Interviewed in Rome, May 31st 2004
ORIS: Bruno Zevi, your distinguished teacher and friend, asked you once in an informal conversation: “…beside architecture, what will you be doing in the next ten years?”. This question made you think and eventually inspired the theme of the 7th International Architecture Exhibition of the Venice Biennale “Less Aesthetics, More Ethics”.
Fuksas: What does it mean to be an architect? Being a good architect, or even an excellent one is not good enough if we want to meet all the requirements set before us. Today’s interpretation of the term of architecture and the architect is strict and limited. Architecture is a popular topic these days. You can find it in plenty of magazines, and now even in TV shows and newspapers. It looks as though architecture is there for the public.

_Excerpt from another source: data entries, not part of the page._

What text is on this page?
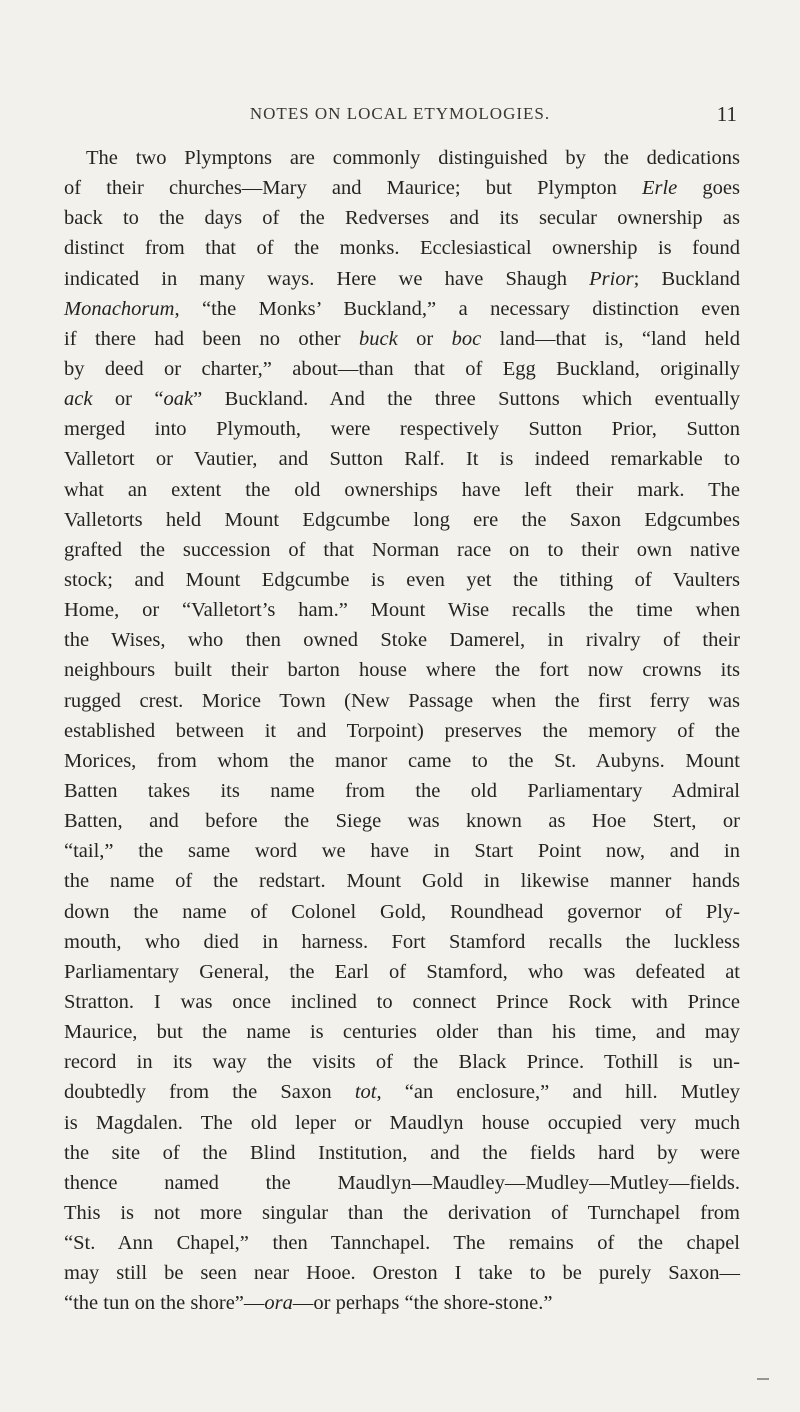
NOTES ON LOCAL ETYMOLOGIES.	11
The two Plymptons are commonly distinguished by the dedications
of their churches—Mary and Maurice; but Plympton Erle goes
back to the days of the Redverses and its secular ownership as
distinct from that of the monks. Ecclesiastical ownership is found
indicated in many ways. Here we have Shaugh Prior; Buckland
Monachorum, “the Monks’ Buckland,” a necessary distinction even
if there had been no other buck or boc land—that is, “land held
by deed or charter,” about—than that of Egg Buckland, originally
ack or “oak” Buckland. And the three Suttons which eventually
merged into Plymouth, were respectively Sutton Prior, Sutton
Valletort or Vautier, and Sutton Ralf. It is indeed remarkable to
what an extent the old ownerships have left their mark. The
Valletorts held Mount Edgcumbe long ere the Saxon Edgcumbes
grafted the succession of that Norman race on to their own native
stock; and Mount Edgcumbe is even yet the tithing of Vaulters
Home, or “Valletort’s ham.” Mount Wise recalls the time when
the Wises, who then owned Stoke Damerel, in rivalry of their
neighbours built their barton house where the fort now crowns its
rugged crest. Morice Town (New Passage when the first ferry was
established between it and Torpoint) preserves the memory of the
Morices, from whom the manor came to the St. Aubyns. Mount
Batten takes its name from the old Parliamentary Admiral
Batten, and before the Siege was known as Hoe Stert, or
“tail,” the same word we have in Start Point now, and in
the name of the redstart. Mount Gold in likewise manner hands
down the name of Colonel Gold, Roundhead governor of Ply-
mouth, who died in harness. Fort Stamford recalls the luckless
Parliamentary General, the Earl of Stamford, who was defeated at
Stratton. I was once inclined to connect Prince Rock with Prince
Maurice, but the name is centuries older than his time, and may
record in its way the visits of the Black Prince. Tothill is un-
doubtedly from the Saxon tot, “an enclosure,” and hill. Mutley
is Magdalen. The old leper or Maudlyn house occupied very much
the site of the Blind Institution, and the fields hard by were
thence named the Maudlyn—Maudley—Mudley—Mutley—fields.
This is not more singular than the derivation of Turnchapel from
“St. Ann Chapel,” then Tannchapel. The remains of the chapel
may still be seen near Hooe. Oreston I take to be purely Saxon—
“the tun on the shore”—ora—or perhaps “the shore-stone.”
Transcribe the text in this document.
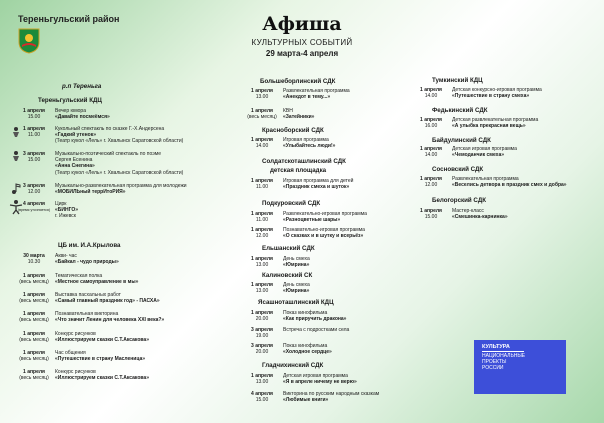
Тереньгульский район	Афиша
КУЛЬТУРНЫХ СОБЫТИЙ
29 марта-4 апреля
р.п Тереньга
Тереньгульский КДЦ
1 апреля
15.00
Вечер юмора
«Давайте посмеёмся»
1 апреля
11.00
Кукольный спектакль по сказке Г.-Х.Андерсена
«Гадкий утенок»
(Театр кукол «Лель» г. Хвалынск Саратовской области)
3 апреля
15.00
Музыкально-поэтический спектакль по поэме
Сергея Есенина
«Анна Снегина»
(Театр кукол «Лель» г. Хвалынск Саратовской области)
3 апреля
12.00
Музыкально-развлекательная программа для молодежи
«МОБИЛЬный террИтоРИЯ»
4 апреля
(время уточняется)
Цирк
«БИНГО»
г. Ижевск
ЦБ им. И.А.Крылова
30 марта
10.30
Акви- час
«Байкал - чудо природы»
1 апреля
(весь месяц)
Тематическая полка
«Местное самоуправление в мы»
1 апреля
(весь месяц)
Выставка пасхальных работ
«Самый главный праздник год» - ПАСХА»
1 апреля
(весь месяц)
Познавательная викторина
«Что значит Ленин для человека XXI века?»
1 апреля
(весь месяц)
Конкурс рисунков
«Иллюстрируем сказки С.Т.Аксакова»
1 апреля
(весь месяц)
Час общения
«Путешествие в страну Масленица»
1 апреля
(весь месяц)
Конкурс рисунков
«Иллюстрируем сказки С.Т.Аксакова»
Большеборлинский СДК
1 апреля
13.00
Развлекательная программа
«Анекдот в тему...»
1 апреля
(весь месяц)
КВН
«Затейники»
Красноборский СДК
1 апреля
14.00
Игровая программа
«Улыбайтесь люди!»
Солдатскоташлинский СДК
детская площадка
1 апреля
11.00
Игровая программа для детей
«Праздник смеха и шуток»
Подкуровский СДК
1 апреля
11.00
Развлекательно-игровая программа
«Разноцветные шары»
1 апреля
12.00
Познавательно-игровая программа
«О сказках и в шутку и всерьёз»
Ельшанский СДК
1 апреля
13.00
День смеха
«Юмрина»
Калиновский СК
1 апреля
13.00
День смеха
«Юмрина»
Ясашноташлинский КДЦ
1 апреля
20.00
Показ кинофильма
«Как приручить дракона»
3 апреля
19.00
Встреча с подростками села

3 апреля
20.00
Показ кинофильма
«Холодное сердце»
Гладчихинский СДК
1 апреля
13.00
Детская игровая программа
«Я в апреле ничему не верю»
4 апреля
15.00
Викторина по русским народным сказкам
«Любимые книги»
Тумкинский КДЦ
1 апреля
14.00
Детская конкурсно-игровая программа
«Путешествие в страну смеха»
Федькинский СДК
1 апреля
16.00
Детская развлекательная программа
«А улыбка прекрасная вещь»
Байдулинский СДК
1 апреля
14.00
Детская игровая программа
«Чемоданчик смеха»
Сосновский СДК
1 апреля
12.00
Развлекательная программа
«Веселись детвора в праздник смех и добра»
Белогорский СДК
1 апреля
15.00
Мастер-класс
«Смешинка-карнинка»
КУЛЬТУРА
НАЦИОНАЛЬНЫЕ
ПРОЕКТЫ
РОССИИ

Now it belongs to the world of the public more than to the real world. Or to make myself less bland, to the world of fashion. The architect today is more or less preoccupied with the building alone. He has forsaken the three themes of architecture: the first is HABITAT, that is, its development; the second is the development of LEISURE and the third is the development of the WORKPLACE. “Less aesthetics, more ethics” was the message to all architects, myself included, to join a new, interesting and affirmative process intended to change the status quo, and this is what architecture is about. We are aware that this will not change the world, but it can make it a little better.
Today’s future will take a few of the following minutes, a few hours perhaps. There is no longer some storybook future raising hope for change.